A proposal pending before the Postal Regulatory Commission would authorize the U.S. Postal Service to dramatically increase prices on consumers, while the agency’s long-standing financial mismanagement is largely ignored.
In recent years, the Postal Service’s already precarious financial situation has worsened. In the last decade, the agency has reported more than $65 billion in losses while consistently missing quality targets. In 2017 alone, its deficits totaled $2.7 billion.
In response to these soaring deficits, the Postal Regulatory Commission, which has oversight authority over the Postal Service, is considering a plan to substantially increase postal rates over the next five years.
Yet the commission’s proposed remedy fails to address the agency’s fundamental challenges; it merely injects more money into a dysfunctional system. Before the commission contemplates increasing rates, it should demand accountability for the policies that have contributed to the Postal Service’s current predicament.

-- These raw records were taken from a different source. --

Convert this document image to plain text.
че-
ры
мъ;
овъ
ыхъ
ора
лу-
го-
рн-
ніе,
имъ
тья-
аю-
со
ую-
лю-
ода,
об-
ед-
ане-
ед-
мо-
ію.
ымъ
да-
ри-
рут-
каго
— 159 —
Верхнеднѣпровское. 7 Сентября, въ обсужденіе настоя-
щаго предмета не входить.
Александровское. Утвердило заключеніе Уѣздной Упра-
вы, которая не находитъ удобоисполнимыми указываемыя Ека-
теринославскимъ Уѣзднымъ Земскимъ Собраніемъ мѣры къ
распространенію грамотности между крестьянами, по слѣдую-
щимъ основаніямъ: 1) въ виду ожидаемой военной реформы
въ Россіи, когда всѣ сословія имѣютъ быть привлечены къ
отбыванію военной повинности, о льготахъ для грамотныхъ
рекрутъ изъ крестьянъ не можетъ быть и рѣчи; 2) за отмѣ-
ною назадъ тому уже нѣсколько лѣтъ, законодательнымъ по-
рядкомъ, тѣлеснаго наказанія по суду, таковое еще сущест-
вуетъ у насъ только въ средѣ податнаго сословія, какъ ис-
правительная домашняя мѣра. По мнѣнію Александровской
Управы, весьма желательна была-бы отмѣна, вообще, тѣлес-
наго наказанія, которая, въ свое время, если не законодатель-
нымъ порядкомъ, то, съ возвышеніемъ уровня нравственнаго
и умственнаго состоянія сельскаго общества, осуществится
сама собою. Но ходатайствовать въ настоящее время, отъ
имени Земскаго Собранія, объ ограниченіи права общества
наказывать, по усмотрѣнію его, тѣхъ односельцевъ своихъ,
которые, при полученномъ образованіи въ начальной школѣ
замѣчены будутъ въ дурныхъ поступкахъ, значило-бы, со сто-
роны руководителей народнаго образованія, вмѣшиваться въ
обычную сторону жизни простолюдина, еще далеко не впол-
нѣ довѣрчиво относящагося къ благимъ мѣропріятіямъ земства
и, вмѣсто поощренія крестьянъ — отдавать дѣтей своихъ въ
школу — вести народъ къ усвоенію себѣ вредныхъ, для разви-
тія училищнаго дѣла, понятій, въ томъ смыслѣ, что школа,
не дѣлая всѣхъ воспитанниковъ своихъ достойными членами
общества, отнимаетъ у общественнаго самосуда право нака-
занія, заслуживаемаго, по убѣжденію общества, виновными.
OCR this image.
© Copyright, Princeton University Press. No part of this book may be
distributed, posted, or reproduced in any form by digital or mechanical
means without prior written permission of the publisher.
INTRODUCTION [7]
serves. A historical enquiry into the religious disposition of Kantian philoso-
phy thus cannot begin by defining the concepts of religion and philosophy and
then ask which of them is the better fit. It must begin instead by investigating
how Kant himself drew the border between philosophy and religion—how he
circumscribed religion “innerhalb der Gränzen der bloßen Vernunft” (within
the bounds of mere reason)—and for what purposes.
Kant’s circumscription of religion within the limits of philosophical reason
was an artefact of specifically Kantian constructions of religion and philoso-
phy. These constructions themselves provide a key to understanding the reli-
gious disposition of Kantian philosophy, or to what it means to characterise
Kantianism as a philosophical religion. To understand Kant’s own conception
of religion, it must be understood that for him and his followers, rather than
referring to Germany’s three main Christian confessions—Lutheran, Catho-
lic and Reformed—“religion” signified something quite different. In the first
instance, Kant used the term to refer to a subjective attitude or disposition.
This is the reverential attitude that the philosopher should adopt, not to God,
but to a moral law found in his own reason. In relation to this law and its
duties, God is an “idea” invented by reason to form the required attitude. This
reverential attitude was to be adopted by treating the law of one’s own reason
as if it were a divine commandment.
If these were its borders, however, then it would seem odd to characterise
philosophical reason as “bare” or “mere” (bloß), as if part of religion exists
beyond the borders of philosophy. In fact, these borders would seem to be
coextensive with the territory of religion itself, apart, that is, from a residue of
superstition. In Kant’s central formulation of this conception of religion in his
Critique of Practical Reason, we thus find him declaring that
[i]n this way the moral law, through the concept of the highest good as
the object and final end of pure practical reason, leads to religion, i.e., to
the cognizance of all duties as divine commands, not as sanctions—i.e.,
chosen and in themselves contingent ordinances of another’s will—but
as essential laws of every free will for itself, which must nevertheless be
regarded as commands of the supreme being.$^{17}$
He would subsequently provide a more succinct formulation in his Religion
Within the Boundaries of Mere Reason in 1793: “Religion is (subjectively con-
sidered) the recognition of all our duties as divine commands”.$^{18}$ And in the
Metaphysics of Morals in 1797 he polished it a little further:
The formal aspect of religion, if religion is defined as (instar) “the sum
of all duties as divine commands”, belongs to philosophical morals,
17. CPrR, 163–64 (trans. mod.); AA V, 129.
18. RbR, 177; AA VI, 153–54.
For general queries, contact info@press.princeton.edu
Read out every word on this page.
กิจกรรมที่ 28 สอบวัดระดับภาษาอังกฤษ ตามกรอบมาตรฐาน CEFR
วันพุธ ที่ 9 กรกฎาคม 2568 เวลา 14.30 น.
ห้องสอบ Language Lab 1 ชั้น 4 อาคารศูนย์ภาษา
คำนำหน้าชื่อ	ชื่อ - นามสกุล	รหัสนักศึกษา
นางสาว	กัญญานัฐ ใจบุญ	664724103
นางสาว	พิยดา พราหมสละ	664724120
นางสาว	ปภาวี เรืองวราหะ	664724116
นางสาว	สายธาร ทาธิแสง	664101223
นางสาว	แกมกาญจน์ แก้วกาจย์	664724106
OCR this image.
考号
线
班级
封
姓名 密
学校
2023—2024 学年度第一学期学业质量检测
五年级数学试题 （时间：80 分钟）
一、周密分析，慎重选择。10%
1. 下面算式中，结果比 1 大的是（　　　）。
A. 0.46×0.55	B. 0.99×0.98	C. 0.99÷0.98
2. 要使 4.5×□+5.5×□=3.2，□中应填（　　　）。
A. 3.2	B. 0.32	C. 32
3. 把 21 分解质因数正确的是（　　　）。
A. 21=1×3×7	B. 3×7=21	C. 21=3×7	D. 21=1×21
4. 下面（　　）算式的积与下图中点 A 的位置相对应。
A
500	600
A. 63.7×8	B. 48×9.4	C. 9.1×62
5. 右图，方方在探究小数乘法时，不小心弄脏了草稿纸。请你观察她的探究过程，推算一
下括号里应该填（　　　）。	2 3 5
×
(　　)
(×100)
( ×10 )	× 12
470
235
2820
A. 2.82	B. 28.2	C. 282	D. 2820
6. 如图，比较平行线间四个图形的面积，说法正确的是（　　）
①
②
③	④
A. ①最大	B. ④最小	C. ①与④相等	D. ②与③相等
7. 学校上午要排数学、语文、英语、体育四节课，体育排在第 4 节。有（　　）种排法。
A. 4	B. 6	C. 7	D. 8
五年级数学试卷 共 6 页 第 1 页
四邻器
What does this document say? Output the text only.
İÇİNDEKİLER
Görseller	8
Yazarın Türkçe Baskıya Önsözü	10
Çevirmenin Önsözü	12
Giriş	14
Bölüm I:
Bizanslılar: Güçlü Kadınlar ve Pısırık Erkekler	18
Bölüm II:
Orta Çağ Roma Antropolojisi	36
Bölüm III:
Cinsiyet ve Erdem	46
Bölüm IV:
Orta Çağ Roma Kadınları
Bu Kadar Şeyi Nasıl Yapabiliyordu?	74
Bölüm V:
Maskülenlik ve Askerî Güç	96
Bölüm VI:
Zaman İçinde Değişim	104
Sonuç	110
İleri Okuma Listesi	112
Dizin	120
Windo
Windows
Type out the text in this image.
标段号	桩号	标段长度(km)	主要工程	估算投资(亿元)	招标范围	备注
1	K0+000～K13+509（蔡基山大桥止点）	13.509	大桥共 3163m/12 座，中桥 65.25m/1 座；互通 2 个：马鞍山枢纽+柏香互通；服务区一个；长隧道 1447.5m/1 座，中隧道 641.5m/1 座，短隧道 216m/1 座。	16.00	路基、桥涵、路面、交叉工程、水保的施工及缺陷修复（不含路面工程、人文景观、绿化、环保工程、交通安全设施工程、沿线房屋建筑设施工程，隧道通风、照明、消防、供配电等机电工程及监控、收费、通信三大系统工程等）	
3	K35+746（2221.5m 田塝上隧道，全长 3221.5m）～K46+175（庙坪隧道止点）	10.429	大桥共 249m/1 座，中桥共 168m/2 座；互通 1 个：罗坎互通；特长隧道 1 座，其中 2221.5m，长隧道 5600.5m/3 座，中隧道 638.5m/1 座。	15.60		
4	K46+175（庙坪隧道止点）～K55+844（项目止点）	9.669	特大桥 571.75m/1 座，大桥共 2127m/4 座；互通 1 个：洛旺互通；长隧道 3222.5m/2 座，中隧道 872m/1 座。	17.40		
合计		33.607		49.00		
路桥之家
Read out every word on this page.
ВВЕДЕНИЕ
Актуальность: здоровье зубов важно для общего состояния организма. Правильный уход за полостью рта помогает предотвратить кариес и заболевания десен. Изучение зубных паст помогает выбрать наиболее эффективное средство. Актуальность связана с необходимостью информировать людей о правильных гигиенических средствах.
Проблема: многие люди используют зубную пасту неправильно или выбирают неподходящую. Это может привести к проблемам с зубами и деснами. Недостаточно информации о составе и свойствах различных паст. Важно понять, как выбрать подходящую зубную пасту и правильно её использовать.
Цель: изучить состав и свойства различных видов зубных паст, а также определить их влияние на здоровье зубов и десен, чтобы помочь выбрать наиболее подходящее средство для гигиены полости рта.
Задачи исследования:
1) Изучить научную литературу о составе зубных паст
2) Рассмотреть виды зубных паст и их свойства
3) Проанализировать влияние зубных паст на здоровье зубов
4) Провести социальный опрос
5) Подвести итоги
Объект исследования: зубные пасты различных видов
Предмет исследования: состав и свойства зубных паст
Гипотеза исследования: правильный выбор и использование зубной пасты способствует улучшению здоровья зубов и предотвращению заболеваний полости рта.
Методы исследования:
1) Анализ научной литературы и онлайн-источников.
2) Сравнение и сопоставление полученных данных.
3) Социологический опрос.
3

Ever since its founding, the Postal Service’s foremost responsibility has been to deliver letter mail to every residential and business address in the country. To help fulfill this universal service obligation, Congress has granted the Postal Service a monopoly over letter mail. These market dominant services are generally profitable; a recent report estimated that they generate $2.16 in revenue for every dollar in attributable costs.
The Postal Service also offers a range of services that face private market competition. These competitive services include issuing money orders, delivering food, and shipping packages.
There is troubling evidence that the Postal Service may be shifting the revenues and profits from market dominant services to competitive services, as well as shifting the costs and risk from competitive services to market dominant services.
These competitive services account for about 30 percent of the Postal Service’s revenue, but federal law only requires them to cover 5.5 percent of the agency’s fixed and institutional costs — expenses like delivery infrastructure, administrative support, and building maintenance, none of which can be attributed to a particular product or service. As a result, market dominant services contribute far more to these overhead costs. This divergence is so severe that market dominant services pay 58 cents per dollar of revenue toward fixed and institutional costs, while competitive services pay only 8 cents per dollar of revenue.
In other words, it appears that the profitability of market dominant services is being used to prop up non-essential competitive services that otherwise would not be financially sustainable. But that is exactly backward. If the Postal Service is to offer competitive services, those services should improve the Postal Service’s ability to carry out its core mission of delivering letter mail, not undermine its financial stability.
To allow competitive services to freeload off of the profitability of market dominant services is irresponsible and unnecessary. If the Postal Service dropped its competitive services tomorrow, consumers would still have numerous options to purchase these services from rivals. UPS, FedEx, and DHL would still ship packages; Giant’s Peapod, Instacart, and Fresh Direct would still deliver food; and existing financial institutions would still provide money orders.
The Postal Service’s pattern of mismanagement must not be allowed to continue. Raising rates on consumers to preserve the short-term solvency of the Postal Service while ignoring fundamental problems in the agency’s cost structure is not a solution.
The American public deserves transparency and accountability from its government agencies, especially one as crucial as the Postal Service.
Liam Sigaud writes for the American Consumer Institute, a nonprofit educational and research organization.